Container Carriers: Liability Transfer Between Buyer, Seller and Carrier

Among container carriers, liability is determined by the contract of carriage, usually the Bill of Lading that specifies the terms of delivery, the carrier's tariff, and by the applicable statutory law or international treaty.

The terms of sale and transfer liability between the buyer and the seller for international goods are governed by Incoterms 2000.

Buyer/Seller Liability

Incoterms are standard trade definitions that are commonly used in international sales contracts. They represent an international agreement that specifies responsibility and the transfer of goods between the buyer and the seller.





The International Chamber of Commerce created Incoterms, or International Commercial Terms, in 1936. Currently there are 13 different Incoterms.

Three of these terms are used more often:

  • Free on Board (FOB)
  • Cost Insurance and Freight (CIF)
  • Ex works (EXW)

In a Free On Board (FOB) transaction, the seller selects the freight forwarder to arrange for the movement of a container to the port or designated point of origin. 

This Incoterm is one of the most commonly misused terms as it is often incorrectly used to describe an inland movement. Correctly used, it applies to a cargo movement by sea or inland waterway.

The responsibility is transferred from the seller to the buyer when the container is discharged at the port or designated point of origin. Neither the buyer nor the seller is responsible for insurance, although it is in the interest of the buyer to purchase insurance.

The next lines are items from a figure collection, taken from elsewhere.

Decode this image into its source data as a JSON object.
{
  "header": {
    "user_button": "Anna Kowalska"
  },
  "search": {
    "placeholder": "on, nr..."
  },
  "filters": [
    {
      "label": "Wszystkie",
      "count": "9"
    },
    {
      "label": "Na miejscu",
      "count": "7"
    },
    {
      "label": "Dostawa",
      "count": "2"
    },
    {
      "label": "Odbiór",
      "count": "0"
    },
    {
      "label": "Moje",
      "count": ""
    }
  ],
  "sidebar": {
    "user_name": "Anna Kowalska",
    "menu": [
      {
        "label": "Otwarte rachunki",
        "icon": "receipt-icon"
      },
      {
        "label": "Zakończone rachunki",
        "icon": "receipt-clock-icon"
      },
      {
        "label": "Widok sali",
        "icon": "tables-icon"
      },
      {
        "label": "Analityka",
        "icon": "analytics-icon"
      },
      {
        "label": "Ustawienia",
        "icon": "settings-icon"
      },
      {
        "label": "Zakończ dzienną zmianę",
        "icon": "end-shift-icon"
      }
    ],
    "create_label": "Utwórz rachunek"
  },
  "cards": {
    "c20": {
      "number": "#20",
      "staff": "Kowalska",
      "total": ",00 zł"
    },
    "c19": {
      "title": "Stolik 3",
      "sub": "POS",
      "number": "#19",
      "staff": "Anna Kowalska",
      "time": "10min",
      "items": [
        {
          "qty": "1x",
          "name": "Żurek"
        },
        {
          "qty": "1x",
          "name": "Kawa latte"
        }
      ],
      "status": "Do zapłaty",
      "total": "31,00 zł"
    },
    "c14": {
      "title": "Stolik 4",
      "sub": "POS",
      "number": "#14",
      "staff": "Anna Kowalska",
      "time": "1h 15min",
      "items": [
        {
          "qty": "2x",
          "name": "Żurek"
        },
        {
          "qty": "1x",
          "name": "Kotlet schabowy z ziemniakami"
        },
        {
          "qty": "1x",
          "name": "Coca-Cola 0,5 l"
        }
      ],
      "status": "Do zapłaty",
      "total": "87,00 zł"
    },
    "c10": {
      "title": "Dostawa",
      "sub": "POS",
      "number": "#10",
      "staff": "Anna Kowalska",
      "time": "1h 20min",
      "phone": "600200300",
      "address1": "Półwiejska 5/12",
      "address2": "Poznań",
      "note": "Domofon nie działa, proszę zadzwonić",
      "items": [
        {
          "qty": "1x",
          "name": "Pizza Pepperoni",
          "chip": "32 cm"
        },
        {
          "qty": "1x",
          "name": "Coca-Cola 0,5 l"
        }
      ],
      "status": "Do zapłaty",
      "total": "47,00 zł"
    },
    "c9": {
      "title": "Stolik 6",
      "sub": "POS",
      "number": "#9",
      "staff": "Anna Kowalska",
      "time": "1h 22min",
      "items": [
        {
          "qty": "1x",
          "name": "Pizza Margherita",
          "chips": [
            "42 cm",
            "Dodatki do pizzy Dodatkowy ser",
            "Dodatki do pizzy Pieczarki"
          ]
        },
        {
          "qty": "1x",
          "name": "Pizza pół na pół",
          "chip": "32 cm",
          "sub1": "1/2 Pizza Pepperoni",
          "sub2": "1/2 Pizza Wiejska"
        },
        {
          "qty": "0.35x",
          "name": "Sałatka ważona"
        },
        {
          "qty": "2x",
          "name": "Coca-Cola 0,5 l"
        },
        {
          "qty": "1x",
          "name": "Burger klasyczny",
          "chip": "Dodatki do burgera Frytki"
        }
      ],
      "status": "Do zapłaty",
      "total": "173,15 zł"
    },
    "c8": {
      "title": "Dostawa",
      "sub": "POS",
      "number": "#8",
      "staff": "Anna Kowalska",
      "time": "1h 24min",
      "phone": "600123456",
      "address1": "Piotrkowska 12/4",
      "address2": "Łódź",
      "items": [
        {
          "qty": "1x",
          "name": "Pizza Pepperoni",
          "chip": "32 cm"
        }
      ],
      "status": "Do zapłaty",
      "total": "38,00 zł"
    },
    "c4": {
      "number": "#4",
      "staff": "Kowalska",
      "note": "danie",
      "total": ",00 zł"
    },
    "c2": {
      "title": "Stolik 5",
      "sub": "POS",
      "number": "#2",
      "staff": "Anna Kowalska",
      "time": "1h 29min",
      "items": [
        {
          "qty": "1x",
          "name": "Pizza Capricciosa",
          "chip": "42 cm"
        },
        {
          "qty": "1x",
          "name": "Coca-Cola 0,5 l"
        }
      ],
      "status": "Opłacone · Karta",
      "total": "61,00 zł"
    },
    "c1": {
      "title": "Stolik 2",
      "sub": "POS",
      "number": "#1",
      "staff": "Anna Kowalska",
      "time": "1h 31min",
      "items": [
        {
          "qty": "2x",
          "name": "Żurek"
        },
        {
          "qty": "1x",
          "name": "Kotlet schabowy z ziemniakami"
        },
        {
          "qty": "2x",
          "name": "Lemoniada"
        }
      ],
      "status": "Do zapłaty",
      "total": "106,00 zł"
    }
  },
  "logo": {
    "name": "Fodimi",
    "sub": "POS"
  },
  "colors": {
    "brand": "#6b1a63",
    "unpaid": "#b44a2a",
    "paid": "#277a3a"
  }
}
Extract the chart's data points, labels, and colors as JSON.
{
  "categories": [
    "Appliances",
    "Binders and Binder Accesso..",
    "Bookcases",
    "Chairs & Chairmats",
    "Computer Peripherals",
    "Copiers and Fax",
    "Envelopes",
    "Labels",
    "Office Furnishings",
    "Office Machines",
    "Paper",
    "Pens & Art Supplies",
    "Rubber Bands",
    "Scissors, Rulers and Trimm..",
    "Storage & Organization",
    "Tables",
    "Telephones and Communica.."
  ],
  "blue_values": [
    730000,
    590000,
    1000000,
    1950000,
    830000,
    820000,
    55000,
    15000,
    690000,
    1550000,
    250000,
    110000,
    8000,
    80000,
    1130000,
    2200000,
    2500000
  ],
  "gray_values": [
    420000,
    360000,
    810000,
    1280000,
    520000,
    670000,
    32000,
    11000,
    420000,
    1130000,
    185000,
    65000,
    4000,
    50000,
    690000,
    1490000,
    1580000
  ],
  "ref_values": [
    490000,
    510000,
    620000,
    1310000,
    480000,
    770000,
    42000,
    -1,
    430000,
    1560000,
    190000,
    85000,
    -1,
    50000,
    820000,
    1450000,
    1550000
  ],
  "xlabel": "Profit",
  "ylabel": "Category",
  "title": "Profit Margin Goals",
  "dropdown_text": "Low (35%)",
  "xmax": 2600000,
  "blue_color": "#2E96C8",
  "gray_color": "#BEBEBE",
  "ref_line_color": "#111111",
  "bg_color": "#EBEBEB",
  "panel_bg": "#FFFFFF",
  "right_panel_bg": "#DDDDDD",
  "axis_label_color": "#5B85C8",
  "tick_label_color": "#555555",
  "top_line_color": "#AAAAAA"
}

In a Cost, Insurance and Freight (CIF) transaction, responsibility is transferred from the seller to the buyer once the container passes the ship's rail in the port of origin.

The seller is responsible for any incidents occurring on the pier side of the rail, and the buyer is responsible for any mishaps occurring on the shipside of the rail. The seller is responsible for minimum insurance coverage.

An Ex-Works (EXW) transaction is one of the simplest and basic shipping arrangements. The seller has minimum responsibility. He makes the container available for pickup at a stipulated place, usually the seller's factory or warehouse, at an agreed time. Delivery is accomplished when the container is released to the buyer's freight forwarder. 

The buyer is responsible for making arrangements with a freight forwarder to obtain export clearance and for handling all other paperwork.

Under this type of transaction, neither party is responsible for insurance. It is, however, in the interest of the buyer to obtain insurance, because even before transportation the seller has discharged responsibility.

Carrier Responsibility

Bill of Lading

When a shipper hands over cargo to a railroad, water container transport company, or trucking company, the container carrier issues a Bill of Lading.

The Bill of Lading is a contract of carriage between the shipper and carrier, but also serves as a receipt for the cargo. It includes a statement of the cargo's value, charges for transport, and lists the carrier's conditions of carriage and liability. The Bill of Lading is also used as a document of ownership and can exchange hands several times during transit.

Uniform Intermodal Interchange Agreement (UIIA)

The Uniform Intermodal Interchange Agreement (UIIA) is a standard industry contract among trucking, water, and rail container carriers. It was designed to bring uniformity to the interchange process, and to help inform the different container carriers about their rights and financial responsibilities when equipment is moved from one carrier to another. Currently, approximately 5,400 motor container carriers, 47 water container carriers, 6 railroads and one leasing company recognize the UIIA.

The UIIA definitely helped to clear up liability issues. Previously, trucking container carriers felt that they assume liability when collecting documentation on their way out of the marine or rail terminal. In terms of the UIIA, it is clear that trucks assume responsibility for their actions once they enter a marine or rail terminal.

Where is my container?

According to the container leasing companies, the container lessee is responsible for tracking the container during the lease period. The lessors only arrange for the delivery and collection point at the beginning and end of the lease period.

The container depot, from which the container is collected or to which it is delivered, reports this information to the container leasing company.The ocean container carriers have sophisticated systems for tracking container movements. Several methods are used to track the containers:

  • via an internal system;
  • the internet;
  • a terminal website.

Many freight forwarders rely on the tracking systems of the ocean cargo carriers. Others have internal systems that can track the containers from origin to destination.

Most trucking companies track containers through an in-house dispatch system and telephone communication with the driver.